Are investors willing to wait that long? Maybe, maybe not.

Based on the market’s behavior over the last few months, bulls are likely to snap-up tech shares in anticipation of a stimulus deal. Possibly pricing one in well before any government relief is dispersed.

Republicans and Democrats, however, have yet to come to an agreement over the bill. President Trump said he didn’t mind chasing a package with “larger numbers” in an attempt to nudge his party’s lawmakers. But Republicans weren’t overly impressed by POTUS’s remarks. Nor were Democrats.

Both sides remain split on the issue as a result.
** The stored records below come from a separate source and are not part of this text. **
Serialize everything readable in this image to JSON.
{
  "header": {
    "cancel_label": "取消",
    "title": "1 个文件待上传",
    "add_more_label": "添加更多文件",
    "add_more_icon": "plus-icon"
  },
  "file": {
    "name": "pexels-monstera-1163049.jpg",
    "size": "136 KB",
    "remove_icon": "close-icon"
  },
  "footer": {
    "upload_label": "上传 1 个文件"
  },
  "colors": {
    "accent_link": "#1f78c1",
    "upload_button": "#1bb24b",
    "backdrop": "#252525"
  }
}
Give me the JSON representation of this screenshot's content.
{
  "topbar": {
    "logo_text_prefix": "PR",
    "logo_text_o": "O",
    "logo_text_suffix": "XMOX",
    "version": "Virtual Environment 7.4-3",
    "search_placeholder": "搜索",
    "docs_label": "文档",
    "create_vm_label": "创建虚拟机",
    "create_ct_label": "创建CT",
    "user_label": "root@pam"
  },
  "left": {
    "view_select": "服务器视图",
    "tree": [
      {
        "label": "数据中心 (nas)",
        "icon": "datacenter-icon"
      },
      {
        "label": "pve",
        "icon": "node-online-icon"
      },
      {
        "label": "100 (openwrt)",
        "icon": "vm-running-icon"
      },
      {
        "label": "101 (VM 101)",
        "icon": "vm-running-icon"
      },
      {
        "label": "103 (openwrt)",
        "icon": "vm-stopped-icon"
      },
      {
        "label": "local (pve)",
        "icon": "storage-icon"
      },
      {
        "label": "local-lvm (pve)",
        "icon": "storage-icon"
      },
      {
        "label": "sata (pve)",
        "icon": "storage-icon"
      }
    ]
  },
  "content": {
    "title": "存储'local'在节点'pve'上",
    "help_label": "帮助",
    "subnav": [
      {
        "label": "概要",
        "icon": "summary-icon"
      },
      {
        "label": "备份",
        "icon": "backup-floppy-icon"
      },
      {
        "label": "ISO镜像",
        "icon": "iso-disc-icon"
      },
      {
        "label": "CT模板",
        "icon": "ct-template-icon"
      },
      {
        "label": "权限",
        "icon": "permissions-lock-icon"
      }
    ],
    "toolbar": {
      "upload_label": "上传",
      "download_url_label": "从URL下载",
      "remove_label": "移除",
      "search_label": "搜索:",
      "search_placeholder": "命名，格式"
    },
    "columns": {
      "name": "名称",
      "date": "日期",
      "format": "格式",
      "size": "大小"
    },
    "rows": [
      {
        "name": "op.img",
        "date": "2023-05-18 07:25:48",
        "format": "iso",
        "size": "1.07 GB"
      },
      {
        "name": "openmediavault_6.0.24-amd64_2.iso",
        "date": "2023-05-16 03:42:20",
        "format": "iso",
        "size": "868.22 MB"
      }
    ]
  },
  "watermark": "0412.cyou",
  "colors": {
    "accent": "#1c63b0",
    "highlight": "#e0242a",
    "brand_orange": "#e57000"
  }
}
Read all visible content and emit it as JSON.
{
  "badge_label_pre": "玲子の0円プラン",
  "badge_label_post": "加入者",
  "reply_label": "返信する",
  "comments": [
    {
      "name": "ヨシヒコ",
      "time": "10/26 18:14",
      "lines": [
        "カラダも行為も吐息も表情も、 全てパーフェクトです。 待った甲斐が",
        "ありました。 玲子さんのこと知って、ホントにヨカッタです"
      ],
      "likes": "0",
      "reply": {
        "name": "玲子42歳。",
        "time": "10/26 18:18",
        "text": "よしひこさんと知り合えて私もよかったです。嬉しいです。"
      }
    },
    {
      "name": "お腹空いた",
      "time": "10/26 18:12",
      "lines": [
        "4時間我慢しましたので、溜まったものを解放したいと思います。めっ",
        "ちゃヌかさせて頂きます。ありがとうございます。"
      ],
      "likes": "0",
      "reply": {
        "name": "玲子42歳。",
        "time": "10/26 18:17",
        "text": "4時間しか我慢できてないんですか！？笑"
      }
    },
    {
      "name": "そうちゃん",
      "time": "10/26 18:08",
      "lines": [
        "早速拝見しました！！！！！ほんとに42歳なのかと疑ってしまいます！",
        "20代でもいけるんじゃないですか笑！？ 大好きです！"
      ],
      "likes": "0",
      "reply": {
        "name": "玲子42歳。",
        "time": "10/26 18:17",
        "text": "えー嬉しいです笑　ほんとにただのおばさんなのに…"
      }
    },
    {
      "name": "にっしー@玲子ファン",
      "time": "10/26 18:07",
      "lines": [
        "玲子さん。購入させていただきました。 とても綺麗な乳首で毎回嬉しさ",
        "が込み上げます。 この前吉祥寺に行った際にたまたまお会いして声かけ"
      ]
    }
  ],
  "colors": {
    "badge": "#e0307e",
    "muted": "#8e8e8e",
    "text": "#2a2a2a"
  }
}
That hasn’t had an impact on consumer sentiment, though. At least, not according to the University of Michigan’s Consumer Sentiment Index. Economists predicted a disappointing reading of 75.0 for September, but this month’s number clocked-in at a stunning 78.9, easily beating estimates and marking a 6-month high.

Even more shocking was the fact that only 16% of respondents expected the economy to worsen for the remainder of 2020. The last time the survey logged a number that small was in 2015.

But Richard Curtin, the survey’s director, cautioned investors that a couple of paradigm-shifting events could quickly skew things negative.

“Over the next several months, there are two factors that could cause volatile shifts and steep losses in consumer confidence: how the election is decided and the delays in obtaining vaccinations,’’ Curtin said in a statement.

So, for the time being, it seems consumers and investors alike aren’t so sure that a full-blown downturn is waiting in the wings. The market has seen sentiment turn on a dime in the past.

It’s not unrealistic to believe it could happen again.

However, it also might be a good idea to be ready to bail at the first major sign of weakness. Plenty of traders already have one foot out the door.

When they start to exit the market in droves, following them prior to a bigger sell-off will be the wise move.

Even if a surprise stimulus deal gets here sooner than expected.